Full text search example in Android - android

I'm having a hard time understanding how to use full text search (FTS) with Android. I've read the SQLite documentation on the FTS3 and FTS4 extensions. And I know it's possible to do on Android. However, I'm having a hard time finding any examples that I can comprehend.
The basic database model
A SQLite database table (named example_table) has 4 columns. However, there is only one column (named text_column) that needs to be indexed for a full text search. Every row of text_column contains text varying in length from 0 to 1000 words. The total number of rows is greater than 10,000.
How would you set up the table and/or the FTS virtual table?
How would you perform an FTS query on text_column?
Additional notes:
Because only one column needs to be indexed, only using an FTS table (and dropping example_table) would be inefficient for non-FTS queries.
For such a large table, storing duplicate entries of text_column in the FTS table would be undesirable. This post suggests using an external content table.
External content tables use FTS4, but FTS4 is not supported before Android API 11. An answer can assume an API >= 11, but commenting on options for supporting lower versions would be helpful.
Changing data in the original table does not automatically update the FTS table (and vice versa). Including triggers in your answer is not necessary for this basic example, but would be helpful nonetheless.

Most Basic Answer
I'm using the plain sql below so that everything is as clear and readable as possible. In your project you can use the Android convenience methods. The db object used below is an instance of SQLiteDatabase.
Create FTS Table
db.execSQL("CREATE VIRTUAL TABLE fts_table USING fts3 ( col_1, col_2, text_column )");
This could go in the onCreate() method of your extended SQLiteOpenHelper class.
Populate FTS Table
db.execSQL("INSERT INTO fts_table VALUES ('3', 'apple', 'Hello. How are you?')");
db.execSQL("INSERT INTO fts_table VALUES ('24', 'car', 'Fine. Thank you.')");
db.execSQL("INSERT INTO fts_table VALUES ('13', 'book', 'This is an example.')");
It would be better to use SQLiteDatabase#insert or prepared statements than execSQL.
Query FTS Table
String[] selectionArgs = { searchString };
Cursor cursor = db.rawQuery("SELECT * FROM fts_table WHERE fts_table MATCH ?", selectionArgs);
You could also use the SQLiteDatabase#query method.
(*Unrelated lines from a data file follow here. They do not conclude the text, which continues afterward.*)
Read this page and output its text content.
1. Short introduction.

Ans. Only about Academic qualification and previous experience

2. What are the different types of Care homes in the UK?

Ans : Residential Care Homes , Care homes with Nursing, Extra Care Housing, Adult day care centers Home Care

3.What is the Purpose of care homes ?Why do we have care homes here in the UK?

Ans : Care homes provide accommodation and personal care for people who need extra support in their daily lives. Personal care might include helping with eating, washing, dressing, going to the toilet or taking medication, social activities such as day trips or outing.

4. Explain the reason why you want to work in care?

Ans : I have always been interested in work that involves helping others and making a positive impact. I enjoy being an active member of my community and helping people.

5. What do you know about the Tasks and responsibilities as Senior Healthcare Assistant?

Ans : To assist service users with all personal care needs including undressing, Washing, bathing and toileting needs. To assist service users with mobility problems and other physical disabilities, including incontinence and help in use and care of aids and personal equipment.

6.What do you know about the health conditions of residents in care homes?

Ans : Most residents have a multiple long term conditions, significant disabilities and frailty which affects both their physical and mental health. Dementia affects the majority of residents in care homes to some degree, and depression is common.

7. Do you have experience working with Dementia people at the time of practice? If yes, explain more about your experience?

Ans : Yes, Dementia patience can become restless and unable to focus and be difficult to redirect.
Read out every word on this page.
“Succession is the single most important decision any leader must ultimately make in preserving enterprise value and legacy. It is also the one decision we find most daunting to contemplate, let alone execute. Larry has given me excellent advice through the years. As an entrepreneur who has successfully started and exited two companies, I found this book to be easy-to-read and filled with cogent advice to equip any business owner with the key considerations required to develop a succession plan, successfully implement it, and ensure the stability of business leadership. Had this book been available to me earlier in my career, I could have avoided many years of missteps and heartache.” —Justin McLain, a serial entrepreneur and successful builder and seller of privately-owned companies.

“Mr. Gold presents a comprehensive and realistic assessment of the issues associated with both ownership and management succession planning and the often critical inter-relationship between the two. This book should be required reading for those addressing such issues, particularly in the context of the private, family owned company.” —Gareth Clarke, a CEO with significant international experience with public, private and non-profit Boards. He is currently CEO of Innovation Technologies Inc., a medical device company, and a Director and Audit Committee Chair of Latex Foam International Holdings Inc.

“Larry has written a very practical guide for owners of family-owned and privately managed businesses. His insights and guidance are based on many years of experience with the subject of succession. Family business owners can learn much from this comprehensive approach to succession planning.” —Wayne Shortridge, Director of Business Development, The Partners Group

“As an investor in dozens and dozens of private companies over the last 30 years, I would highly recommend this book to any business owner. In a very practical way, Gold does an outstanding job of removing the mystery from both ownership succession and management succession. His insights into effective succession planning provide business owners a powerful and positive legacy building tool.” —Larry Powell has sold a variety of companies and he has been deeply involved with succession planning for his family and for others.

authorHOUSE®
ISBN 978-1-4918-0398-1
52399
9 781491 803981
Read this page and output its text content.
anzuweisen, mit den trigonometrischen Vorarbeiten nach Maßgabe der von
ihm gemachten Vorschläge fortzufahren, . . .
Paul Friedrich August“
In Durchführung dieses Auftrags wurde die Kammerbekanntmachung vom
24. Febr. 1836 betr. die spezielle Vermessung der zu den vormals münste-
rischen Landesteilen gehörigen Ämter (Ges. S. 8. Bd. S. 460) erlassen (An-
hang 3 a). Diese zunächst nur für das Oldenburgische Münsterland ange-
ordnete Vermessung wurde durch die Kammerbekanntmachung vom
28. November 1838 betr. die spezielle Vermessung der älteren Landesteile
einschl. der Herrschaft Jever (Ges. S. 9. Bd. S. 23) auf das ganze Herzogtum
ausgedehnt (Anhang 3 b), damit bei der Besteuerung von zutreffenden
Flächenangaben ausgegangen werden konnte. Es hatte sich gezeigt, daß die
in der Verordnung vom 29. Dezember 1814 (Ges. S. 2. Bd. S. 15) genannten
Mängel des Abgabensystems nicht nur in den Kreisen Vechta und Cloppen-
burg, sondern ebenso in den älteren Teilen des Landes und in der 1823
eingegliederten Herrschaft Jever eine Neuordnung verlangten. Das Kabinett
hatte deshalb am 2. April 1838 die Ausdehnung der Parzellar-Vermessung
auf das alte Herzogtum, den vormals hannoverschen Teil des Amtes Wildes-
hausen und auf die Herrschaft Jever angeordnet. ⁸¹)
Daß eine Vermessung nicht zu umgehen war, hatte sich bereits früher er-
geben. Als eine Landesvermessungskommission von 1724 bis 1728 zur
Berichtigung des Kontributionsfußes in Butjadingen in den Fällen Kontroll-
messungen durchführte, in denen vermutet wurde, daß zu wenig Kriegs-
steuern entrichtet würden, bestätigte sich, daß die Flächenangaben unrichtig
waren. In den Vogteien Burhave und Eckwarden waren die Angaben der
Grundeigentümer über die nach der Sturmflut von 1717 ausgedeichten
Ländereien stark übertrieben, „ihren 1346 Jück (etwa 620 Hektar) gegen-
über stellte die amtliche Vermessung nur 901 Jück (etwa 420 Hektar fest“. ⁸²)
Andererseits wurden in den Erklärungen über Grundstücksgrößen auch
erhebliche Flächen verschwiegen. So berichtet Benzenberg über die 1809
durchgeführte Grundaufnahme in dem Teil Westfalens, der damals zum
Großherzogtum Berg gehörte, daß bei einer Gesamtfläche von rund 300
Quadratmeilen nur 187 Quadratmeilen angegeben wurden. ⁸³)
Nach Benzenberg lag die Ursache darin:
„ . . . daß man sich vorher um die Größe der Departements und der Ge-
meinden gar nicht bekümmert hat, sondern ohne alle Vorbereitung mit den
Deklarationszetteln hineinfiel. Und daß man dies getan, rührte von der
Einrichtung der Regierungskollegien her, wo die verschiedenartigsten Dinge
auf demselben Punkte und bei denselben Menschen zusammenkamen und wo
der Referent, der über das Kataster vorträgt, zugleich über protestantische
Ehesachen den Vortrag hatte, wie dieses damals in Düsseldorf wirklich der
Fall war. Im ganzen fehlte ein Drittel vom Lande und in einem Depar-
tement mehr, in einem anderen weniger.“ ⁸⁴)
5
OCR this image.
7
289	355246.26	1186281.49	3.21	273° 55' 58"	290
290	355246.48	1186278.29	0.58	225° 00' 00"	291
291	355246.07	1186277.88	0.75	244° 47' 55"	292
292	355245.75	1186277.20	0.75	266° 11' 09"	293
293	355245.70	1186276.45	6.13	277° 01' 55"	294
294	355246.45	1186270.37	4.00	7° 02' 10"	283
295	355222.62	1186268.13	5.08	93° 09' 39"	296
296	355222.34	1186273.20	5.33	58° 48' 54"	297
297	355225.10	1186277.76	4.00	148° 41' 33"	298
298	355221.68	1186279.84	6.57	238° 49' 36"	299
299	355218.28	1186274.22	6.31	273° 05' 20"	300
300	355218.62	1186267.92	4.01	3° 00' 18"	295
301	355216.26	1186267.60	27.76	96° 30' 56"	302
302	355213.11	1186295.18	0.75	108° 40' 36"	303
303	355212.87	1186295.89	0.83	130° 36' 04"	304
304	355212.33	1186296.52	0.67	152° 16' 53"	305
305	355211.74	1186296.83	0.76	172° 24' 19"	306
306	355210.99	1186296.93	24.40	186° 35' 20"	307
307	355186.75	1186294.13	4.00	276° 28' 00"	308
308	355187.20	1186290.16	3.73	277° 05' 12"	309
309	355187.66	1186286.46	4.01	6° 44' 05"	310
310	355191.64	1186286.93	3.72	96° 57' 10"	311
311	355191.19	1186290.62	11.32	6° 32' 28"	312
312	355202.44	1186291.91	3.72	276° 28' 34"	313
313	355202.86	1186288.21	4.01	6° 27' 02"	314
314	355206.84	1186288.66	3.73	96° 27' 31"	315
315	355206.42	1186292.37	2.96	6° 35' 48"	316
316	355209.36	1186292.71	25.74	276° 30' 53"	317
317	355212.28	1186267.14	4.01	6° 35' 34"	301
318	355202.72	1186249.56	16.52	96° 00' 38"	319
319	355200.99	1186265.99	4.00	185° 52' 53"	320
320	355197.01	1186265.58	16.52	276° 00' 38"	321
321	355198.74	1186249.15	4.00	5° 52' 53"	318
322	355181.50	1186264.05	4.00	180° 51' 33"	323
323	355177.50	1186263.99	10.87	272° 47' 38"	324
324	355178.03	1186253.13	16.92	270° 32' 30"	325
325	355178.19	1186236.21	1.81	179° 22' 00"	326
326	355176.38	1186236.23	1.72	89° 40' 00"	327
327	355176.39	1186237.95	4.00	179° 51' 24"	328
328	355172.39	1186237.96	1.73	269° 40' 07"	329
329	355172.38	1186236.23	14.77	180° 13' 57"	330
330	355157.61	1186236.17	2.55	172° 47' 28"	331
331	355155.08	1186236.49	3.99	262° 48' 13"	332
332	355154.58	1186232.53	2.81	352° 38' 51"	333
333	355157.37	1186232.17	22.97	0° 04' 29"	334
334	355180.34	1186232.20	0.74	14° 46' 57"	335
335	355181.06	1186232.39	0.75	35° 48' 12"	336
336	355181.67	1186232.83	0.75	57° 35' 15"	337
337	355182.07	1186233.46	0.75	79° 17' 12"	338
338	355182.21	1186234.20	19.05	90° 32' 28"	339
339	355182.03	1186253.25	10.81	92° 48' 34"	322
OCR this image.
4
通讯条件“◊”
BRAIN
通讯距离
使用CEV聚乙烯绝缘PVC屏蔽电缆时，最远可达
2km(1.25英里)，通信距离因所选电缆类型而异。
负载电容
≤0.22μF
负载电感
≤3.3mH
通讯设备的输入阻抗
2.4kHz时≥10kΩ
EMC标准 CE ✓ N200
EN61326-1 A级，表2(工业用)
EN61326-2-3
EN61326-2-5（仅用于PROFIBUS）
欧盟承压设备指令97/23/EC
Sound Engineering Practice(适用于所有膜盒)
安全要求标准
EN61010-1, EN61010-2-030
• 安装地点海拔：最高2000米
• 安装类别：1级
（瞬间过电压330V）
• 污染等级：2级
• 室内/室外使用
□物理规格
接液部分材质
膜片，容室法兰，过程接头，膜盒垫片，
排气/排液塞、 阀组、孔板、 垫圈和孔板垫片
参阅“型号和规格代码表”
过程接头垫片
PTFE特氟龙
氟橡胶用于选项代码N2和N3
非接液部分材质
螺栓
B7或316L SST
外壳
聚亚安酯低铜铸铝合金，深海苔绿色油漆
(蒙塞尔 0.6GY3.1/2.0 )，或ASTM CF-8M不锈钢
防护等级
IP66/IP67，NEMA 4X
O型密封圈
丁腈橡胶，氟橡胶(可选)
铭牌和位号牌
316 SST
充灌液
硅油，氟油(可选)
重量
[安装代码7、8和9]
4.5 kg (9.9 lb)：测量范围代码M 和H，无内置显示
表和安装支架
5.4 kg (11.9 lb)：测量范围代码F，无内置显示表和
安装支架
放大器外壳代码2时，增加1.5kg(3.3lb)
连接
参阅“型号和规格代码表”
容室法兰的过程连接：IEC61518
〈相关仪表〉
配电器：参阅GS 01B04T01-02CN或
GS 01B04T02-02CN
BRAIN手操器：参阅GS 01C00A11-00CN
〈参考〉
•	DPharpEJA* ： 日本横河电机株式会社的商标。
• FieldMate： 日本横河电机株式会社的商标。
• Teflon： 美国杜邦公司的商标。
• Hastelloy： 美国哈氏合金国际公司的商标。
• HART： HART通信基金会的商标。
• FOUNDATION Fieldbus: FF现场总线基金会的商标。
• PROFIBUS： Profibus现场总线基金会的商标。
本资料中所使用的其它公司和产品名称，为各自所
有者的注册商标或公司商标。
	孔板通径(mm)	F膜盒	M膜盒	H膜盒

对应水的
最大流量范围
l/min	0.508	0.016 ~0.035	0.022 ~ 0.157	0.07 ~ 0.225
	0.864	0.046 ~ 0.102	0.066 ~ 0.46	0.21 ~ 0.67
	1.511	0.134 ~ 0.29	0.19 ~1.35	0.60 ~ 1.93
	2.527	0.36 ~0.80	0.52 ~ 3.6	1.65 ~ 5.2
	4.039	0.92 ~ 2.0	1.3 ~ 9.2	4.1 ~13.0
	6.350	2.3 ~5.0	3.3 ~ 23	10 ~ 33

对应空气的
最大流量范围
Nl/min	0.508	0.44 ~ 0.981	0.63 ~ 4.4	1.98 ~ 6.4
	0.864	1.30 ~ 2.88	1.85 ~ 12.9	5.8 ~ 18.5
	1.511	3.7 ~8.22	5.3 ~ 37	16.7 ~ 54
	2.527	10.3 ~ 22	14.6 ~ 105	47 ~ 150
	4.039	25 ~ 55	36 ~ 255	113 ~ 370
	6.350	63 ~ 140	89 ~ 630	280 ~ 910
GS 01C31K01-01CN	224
Note the MATCH keyword.
Fuller Answer
The virtual FTS table above has a problem with it. Every column is indexed, but this is a waste of space and resources if some columns don't need to be indexed. The only column that needs an FTS index is probably the text_column.
To solve this problem we will use a combination of a regular table and a virtual FTS table. The FTS table will contain the index but none of the actual data from the regular table. Instead it will have a link to the content of the regular table. This is called an external content table.
Create the Tables
db.execSQL("CREATE TABLE example_table (_id INTEGER PRIMARY KEY, col_1 INTEGER, col_2 TEXT, text_column TEXT)");
db.execSQL("CREATE VIRTUAL TABLE fts_example_table USING fts4 (content='example_table', text_column)");
Notice that we have to use FTS4 to do this rather than FTS3. FTS4 is not supported in Android before API version 11. You could either (1) only provide search functionality for API >= 11, or (2) use an FTS3 table (but this means the database will be larger because the full text column exists in both databases).
Populate the Tables
db.execSQL("INSERT INTO example_table (col_1, col_2, text_column) VALUES ('3', 'apple', 'Hello. How are you?')");
db.execSQL("INSERT INTO example_table (col_1, col_2, text_column) VALUES ('24', 'car', 'Fine. Thank you.')");
db.execSQL("INSERT INTO example_table (col_1, col_2, text_column) VALUES ('13', 'book', 'This is an example.')");
(Again, there are better ways in do inserts than with execSQL. I am just using it for its readability.)
If you tried to do an FTS query now on fts_example_table you would get no results. The reason is that changing one table does not automatically change the other table. You have to manually update the FTS table:
db.execSQL("INSERT INTO fts_example_table (docid, text_column) SELECT _id, text_column FROM example_table");
(The docid is like the rowid for a regular table.) You have to make sure to update the FTS table (so that it can update the index) every time you make a change (INSERT, DELETE, UPDATE) to the external content table. This can get cumbersome. If you are only making a prepopulated database, you can do
db.execSQL("INSERT INTO fts_example_table(fts_example_table) VALUES('rebuild')");
which will rebuild the whole table. This can be slow, though, so it is not something you want to do after every little change. You would do it after finishing all the inserts on the external content table. If you do need to keep the databases in sync automatically, you can use triggers. Go here and scroll down a little to find directions.
Query the Databases
String[] selectionArgs = { searchString };
Cursor cursor = db.rawQuery("SELECT * FROM fts_example_table WHERE fts_example_table MATCH ?", selectionArgs);
This is the same as before, except this time you only have access to text_column (and docid). What if you need to get data from other columns in the external content table? Since the docid of the FTS table matches the rowid (and in this case _id) of the external content table, you can use a join. (Thanks to this answer for help with that.)
String sql = "SELECT * FROM example_table WHERE _id IN " +
"(SELECT docid FROM fts_example_table WHERE fts_example_table MATCH ?)";
String[] selectionArgs = { searchString };
Cursor cursor = db.rawQuery(sql, selectionArgs);
Further Reading
Go through these documents carefully to see other ways of using FTS virtual tables:
SQLite FTS3 and FTS4 Extensions (SQLite docs)
Storing and Searching for Data (Android docs)
Additional Notes
Set operators (AND, OR, NOT) in SQLite FTS queries have Standard Query Syntax and Enhanced Query Syntax. Unfortunately, Android apparently does not support the Enhanced Query Syntax (see here, here, here, and here). That means mixing AND and OR becomes difficult (requiring the use of UNION or checking PRAGMA compile_options it seems). Very unfortunate. Please add a comment if there is an update in this area.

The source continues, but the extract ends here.